I do see a problem in the horizon, though. The Eve API blocks if an app surpases 30 API-calls per second. Im pretty sure someone with 30 characters would do that. So, im wondering if i should add something to delay each call if a certain number is passed? This is how i call the first XML call.
var table = db.Table<CharsList> ();
foreach (var e in table) {
long KeyIDOut = Convert.ToInt64(e.KeyID);
long CharIDOut = Convert.ToInt64(e.CharacterID);
string VCodeOut = e.VCode.ToString();
string navnOut = e.Name.ToString();
PullPlanets(KeyIDOut, CharIDOut, VCodeOut, navnOut);
}
CheckTimes ();
}
Is it viable to add a
if (table.Count > 10) {
foreach (var e in table) {
//start the first characters call
Thread.Sleep(100)
}
The service is intentservice and not on UI thread. I guess this would bring the calls under 30 a sec, but i have never used Thread.Sleep and fear what else could happen in my code. Are there other things that could help me not blow the limit? Can this code handle 300 extractors?
I believe you are generally right in your approach. I had to do a similar thing for a reddit client I was writing, except their limits is once a second or so.

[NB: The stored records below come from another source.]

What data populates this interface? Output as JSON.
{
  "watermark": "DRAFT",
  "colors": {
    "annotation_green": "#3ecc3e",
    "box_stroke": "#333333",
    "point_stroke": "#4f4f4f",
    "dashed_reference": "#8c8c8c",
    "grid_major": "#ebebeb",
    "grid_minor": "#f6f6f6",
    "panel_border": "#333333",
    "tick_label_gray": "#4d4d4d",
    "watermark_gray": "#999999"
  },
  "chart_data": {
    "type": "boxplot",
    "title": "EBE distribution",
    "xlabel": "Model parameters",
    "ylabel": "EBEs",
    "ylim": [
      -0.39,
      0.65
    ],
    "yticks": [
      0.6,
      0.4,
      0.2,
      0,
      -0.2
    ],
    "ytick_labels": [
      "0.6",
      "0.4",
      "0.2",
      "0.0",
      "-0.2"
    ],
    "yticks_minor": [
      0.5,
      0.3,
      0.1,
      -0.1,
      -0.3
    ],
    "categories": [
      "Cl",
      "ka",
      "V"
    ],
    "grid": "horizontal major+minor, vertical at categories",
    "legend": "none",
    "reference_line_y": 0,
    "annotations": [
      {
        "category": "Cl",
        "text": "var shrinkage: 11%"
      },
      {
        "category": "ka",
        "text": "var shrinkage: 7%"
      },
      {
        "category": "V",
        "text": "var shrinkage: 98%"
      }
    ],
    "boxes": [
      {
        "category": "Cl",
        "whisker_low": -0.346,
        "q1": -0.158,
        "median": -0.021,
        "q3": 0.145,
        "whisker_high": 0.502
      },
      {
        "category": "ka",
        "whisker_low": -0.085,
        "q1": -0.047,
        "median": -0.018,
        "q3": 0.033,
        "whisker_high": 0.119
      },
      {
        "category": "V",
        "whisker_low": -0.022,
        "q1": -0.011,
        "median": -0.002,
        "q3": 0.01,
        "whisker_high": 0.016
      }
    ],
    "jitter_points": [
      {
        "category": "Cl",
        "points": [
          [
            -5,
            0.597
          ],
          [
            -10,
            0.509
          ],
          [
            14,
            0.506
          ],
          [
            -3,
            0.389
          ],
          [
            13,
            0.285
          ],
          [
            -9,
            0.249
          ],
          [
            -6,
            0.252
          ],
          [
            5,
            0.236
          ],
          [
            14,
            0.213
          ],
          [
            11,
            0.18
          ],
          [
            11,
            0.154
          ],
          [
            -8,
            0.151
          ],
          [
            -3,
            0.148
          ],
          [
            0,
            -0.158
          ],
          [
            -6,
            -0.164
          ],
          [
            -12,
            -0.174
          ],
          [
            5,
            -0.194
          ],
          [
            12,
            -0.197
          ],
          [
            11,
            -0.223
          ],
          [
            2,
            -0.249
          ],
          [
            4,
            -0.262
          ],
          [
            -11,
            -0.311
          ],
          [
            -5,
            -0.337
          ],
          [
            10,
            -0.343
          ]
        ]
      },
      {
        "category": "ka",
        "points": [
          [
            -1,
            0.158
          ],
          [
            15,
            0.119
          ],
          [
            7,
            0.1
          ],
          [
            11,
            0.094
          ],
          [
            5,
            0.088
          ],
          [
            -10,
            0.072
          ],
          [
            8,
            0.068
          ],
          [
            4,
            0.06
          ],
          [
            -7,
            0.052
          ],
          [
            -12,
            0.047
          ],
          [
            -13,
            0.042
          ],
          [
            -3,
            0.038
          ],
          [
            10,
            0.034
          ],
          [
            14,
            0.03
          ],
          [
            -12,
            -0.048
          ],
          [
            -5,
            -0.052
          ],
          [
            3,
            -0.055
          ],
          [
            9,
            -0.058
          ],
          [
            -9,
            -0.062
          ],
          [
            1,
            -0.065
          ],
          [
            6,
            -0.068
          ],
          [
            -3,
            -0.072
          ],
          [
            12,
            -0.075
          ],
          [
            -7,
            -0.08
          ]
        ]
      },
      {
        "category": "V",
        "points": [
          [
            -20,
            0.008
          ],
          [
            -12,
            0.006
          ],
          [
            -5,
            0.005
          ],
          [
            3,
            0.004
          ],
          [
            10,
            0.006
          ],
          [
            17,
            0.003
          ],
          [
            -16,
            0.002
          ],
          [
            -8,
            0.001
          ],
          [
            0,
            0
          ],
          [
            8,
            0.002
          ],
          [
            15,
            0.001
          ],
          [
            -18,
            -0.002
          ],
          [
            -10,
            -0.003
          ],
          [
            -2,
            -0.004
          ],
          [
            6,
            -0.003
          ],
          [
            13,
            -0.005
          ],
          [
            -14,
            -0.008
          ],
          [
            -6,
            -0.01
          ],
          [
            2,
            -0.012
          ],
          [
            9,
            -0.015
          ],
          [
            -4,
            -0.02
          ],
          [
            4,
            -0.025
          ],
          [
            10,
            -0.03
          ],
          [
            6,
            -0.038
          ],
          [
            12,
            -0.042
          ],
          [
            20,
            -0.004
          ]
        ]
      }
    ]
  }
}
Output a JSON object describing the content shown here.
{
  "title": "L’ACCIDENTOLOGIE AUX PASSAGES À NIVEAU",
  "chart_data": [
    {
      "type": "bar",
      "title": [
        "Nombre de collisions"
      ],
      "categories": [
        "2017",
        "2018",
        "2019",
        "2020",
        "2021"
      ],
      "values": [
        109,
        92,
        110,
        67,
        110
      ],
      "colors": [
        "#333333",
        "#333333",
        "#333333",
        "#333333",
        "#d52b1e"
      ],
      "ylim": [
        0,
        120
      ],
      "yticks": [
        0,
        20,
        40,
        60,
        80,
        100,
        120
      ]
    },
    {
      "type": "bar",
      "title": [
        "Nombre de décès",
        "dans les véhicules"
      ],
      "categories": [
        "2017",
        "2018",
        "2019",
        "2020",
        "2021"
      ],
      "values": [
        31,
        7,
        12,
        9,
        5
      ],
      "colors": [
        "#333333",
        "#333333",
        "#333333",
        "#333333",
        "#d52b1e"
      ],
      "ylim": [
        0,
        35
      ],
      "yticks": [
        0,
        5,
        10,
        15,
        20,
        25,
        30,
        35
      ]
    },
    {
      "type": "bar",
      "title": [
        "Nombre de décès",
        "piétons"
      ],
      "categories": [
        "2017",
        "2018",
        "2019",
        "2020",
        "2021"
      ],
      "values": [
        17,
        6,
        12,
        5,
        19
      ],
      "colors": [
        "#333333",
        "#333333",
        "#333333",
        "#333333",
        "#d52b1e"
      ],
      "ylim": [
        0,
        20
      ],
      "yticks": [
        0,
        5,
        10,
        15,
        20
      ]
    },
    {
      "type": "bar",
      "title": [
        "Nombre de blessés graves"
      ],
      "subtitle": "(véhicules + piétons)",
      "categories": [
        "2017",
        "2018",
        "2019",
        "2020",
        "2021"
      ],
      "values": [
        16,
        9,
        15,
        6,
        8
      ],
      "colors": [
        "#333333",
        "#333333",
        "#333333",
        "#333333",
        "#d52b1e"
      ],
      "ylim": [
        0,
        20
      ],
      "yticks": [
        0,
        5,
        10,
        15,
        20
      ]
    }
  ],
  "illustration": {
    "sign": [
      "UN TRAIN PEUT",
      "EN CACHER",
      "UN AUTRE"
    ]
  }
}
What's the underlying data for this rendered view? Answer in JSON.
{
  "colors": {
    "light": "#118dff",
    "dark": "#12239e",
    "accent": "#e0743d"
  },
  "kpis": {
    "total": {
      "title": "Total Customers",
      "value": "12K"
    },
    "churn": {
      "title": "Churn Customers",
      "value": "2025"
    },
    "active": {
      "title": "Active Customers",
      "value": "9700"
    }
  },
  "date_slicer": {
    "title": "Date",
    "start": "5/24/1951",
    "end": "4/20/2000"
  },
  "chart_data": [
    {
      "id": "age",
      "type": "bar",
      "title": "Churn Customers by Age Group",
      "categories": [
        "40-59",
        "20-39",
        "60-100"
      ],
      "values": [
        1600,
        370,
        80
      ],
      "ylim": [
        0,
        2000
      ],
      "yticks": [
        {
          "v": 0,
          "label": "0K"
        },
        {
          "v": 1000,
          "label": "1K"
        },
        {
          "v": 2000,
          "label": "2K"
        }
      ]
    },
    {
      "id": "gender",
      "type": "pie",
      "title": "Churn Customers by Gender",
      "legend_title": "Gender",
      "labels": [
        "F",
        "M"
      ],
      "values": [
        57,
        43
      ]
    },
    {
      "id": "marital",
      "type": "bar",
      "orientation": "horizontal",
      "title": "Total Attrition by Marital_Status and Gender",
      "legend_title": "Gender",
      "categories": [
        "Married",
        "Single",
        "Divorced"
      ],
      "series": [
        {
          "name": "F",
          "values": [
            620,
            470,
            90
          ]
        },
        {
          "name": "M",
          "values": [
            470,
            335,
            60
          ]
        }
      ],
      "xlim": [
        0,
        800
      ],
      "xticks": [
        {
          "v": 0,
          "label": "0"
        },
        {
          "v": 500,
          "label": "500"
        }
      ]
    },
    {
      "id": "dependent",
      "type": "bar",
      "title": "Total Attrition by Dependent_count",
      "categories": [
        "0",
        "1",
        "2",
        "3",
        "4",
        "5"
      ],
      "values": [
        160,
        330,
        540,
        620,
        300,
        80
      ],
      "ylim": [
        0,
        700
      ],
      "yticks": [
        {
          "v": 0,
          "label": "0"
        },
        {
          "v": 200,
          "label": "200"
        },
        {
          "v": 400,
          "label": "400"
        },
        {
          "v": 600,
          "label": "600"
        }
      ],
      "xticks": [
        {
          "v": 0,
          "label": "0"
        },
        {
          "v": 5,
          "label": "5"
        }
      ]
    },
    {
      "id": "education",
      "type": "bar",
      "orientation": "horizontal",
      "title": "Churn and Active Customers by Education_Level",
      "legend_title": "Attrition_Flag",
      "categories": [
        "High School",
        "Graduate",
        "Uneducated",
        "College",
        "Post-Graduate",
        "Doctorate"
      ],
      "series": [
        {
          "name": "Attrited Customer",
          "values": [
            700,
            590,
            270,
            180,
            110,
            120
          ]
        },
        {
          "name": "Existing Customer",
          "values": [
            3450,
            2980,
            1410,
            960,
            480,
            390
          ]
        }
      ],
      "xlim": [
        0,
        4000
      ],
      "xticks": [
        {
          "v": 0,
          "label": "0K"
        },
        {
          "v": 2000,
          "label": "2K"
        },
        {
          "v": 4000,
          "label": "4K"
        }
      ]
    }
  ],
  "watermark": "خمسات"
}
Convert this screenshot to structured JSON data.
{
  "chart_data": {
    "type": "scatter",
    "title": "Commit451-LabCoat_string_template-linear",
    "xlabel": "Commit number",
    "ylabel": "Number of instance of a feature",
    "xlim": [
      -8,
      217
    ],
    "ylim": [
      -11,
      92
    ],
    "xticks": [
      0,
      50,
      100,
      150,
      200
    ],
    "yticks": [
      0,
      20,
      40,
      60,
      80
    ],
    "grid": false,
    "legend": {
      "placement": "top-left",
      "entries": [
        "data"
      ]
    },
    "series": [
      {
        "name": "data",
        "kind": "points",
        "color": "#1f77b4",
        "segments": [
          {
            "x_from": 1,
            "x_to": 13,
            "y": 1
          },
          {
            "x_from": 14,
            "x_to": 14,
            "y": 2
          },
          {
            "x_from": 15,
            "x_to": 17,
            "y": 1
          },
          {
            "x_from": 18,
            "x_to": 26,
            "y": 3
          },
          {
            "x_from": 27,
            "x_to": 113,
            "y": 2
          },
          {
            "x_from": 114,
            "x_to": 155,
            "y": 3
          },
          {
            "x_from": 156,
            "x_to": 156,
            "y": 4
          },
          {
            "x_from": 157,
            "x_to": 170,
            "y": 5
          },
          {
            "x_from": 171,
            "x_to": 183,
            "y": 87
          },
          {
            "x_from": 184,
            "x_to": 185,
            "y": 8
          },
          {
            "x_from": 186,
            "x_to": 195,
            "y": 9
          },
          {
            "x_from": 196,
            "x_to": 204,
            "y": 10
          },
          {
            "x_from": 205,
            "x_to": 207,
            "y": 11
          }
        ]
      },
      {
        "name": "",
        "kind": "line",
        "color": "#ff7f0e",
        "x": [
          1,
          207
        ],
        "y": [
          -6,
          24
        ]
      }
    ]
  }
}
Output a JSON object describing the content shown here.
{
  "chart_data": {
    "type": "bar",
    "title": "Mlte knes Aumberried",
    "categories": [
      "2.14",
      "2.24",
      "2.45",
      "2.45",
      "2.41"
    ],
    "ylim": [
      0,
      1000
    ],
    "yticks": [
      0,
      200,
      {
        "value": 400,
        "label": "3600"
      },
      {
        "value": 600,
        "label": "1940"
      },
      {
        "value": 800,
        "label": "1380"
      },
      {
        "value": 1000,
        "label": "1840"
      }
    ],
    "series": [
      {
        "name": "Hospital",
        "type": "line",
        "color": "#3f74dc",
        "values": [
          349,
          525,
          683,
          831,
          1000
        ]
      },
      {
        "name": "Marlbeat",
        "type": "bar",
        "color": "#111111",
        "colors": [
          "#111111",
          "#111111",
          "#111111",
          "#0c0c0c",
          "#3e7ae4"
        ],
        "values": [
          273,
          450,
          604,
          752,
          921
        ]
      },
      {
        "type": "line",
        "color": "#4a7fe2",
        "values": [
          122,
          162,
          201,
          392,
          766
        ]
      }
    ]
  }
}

The only problem I see with your setup is that assume that Thread.Sleep does sleep for the amount of time you give it. Spurious wakeups are possible in some cases, so what I would suggest is that you give it a smaller value, save the last time you accessed the service and then put a loop around the sleep call that terminates once enough time has passed.
Finally if you are going to be firing up a lot of intent services for a relatively short amount of work, you might want to have a normal service with a thread to handle the work - that way it will only have to be created once but it is still of the UI thread.